I have to say that I did say something along those lines but it made little difference. This is when I decided I couldn't go on having contact as like you said it just goes round in circles and never got anywhere. I feel sad as I wanted a better outcome but he really has made it impossible. I will have a look at that book though and recommend that my sister reads it too.

loflo Wed 12-Oct-11 21:15:27

Hi Shebird - I would echo Hesters idea of reading the primal wound. Its a very well written book.

I adopted a child who was removed from his birth parents because of their actions so maybe different to your brothers circumstances. But birth parents now have other children who have remained in their care and its one of the things that causes me sleepless nights. DS was not to blame for the choices and decisions that were made about him but every day he lives with the consequences. And at some point he will know that his siblings got to have the life that he would/could/should have had if it wasn't for the actions of others. So please please try and understand his anger (although it does sound misdirected). Not sure whether Norcap might also be able to help you all move forward.
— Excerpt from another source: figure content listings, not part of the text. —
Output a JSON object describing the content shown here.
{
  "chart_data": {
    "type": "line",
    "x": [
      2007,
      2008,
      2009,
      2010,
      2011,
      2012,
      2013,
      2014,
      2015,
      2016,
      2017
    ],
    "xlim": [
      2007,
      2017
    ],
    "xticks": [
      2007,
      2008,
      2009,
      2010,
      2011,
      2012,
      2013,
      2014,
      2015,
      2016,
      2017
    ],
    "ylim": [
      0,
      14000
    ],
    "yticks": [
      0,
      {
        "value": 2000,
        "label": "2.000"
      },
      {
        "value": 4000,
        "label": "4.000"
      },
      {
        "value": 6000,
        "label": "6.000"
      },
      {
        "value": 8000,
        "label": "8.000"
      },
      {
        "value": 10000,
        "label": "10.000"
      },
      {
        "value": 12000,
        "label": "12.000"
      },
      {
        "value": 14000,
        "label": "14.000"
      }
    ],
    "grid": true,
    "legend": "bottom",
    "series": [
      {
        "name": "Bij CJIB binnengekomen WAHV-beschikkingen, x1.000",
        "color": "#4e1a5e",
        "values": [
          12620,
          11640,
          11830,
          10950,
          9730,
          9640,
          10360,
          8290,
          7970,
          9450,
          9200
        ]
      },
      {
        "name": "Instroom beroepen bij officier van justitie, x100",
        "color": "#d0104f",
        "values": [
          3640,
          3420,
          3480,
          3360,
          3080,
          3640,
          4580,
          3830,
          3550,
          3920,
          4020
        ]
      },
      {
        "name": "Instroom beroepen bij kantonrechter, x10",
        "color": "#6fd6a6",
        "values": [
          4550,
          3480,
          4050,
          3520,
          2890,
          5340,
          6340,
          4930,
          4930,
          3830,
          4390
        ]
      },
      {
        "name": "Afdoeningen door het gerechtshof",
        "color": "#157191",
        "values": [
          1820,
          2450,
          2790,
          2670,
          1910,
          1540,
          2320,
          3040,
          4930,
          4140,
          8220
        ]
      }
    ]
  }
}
I hope you can find a way to have a relationship.

gillybean2 Sun 16-Oct-11 14:22:18

I am an adoptee and one of my major concerns on being contacted by my birth mother was that the hurt and anger I feel about it would spill out at her and drive her away. I didn't want that to happen but I knew it was a strong possibility.

I have read the primal wound. Get it for yourself and your brother and pass it on to your dsis and your mother. It helped me understand a lot of why I am and act the way I do and made me realise the way I feel and act is not unusual and is the way may other adoptees also feel and react.

I would also suggest you, your sister and brother contact Norcap between you and pay for an intermediatory to help you all with contact and working through your/his issues if you are wanting to have any kind of future relationship with each other.

It cost me £150, but my NORCAP intermediatory has been fantastic in helping me on my journey. It has allowed me to express my hurt, frustration and anger without it being directed at my birth mother. It has also allowed her to discuss her feelings, shame, sadness, guilt etc without either of us feeling like we have to hold back from each other. I can also ask the questions I want to (who was my father, what lead to this decision etc) via my intermediatory, without putting her on the spot or it interfering with us getting to know each other. She has kept these feelings buried for a long time after all and is having to work through a lot of issues herself.

Contact has ground to a halt for us. Not because we are angry, but I think it's more us both dealing with our feelings and being ready to move on. More than anything I am scared of being rejected again and putting myself forward into a situation where that could easily happen isn't easy.

Your brother has probably had a lot an anger and hurt within him for years, but, if he's anything like me, was completely unable to express it to his adopted family for fear of being rejected again. Now he can express that anger to some degree it is probably beyond what he even realised and being as you and he had no choice in these decisions, maybe he feels safer in expressing it to you on some level.

However he can't lay all that on you and expect you to be able to deal with it. IMO he needs proper help and to talk with people who know about this kind of thing.
So I too suggest NORCAP for him as an option for dealing with his feelings and working through them. Otherwise he can go to his doctor for councelling, however if he does not get a counceller experienced in adoption they may not understand - as I found when I was a child sent for councelling which seriously backfired and left me unable to talk or trust anyone since.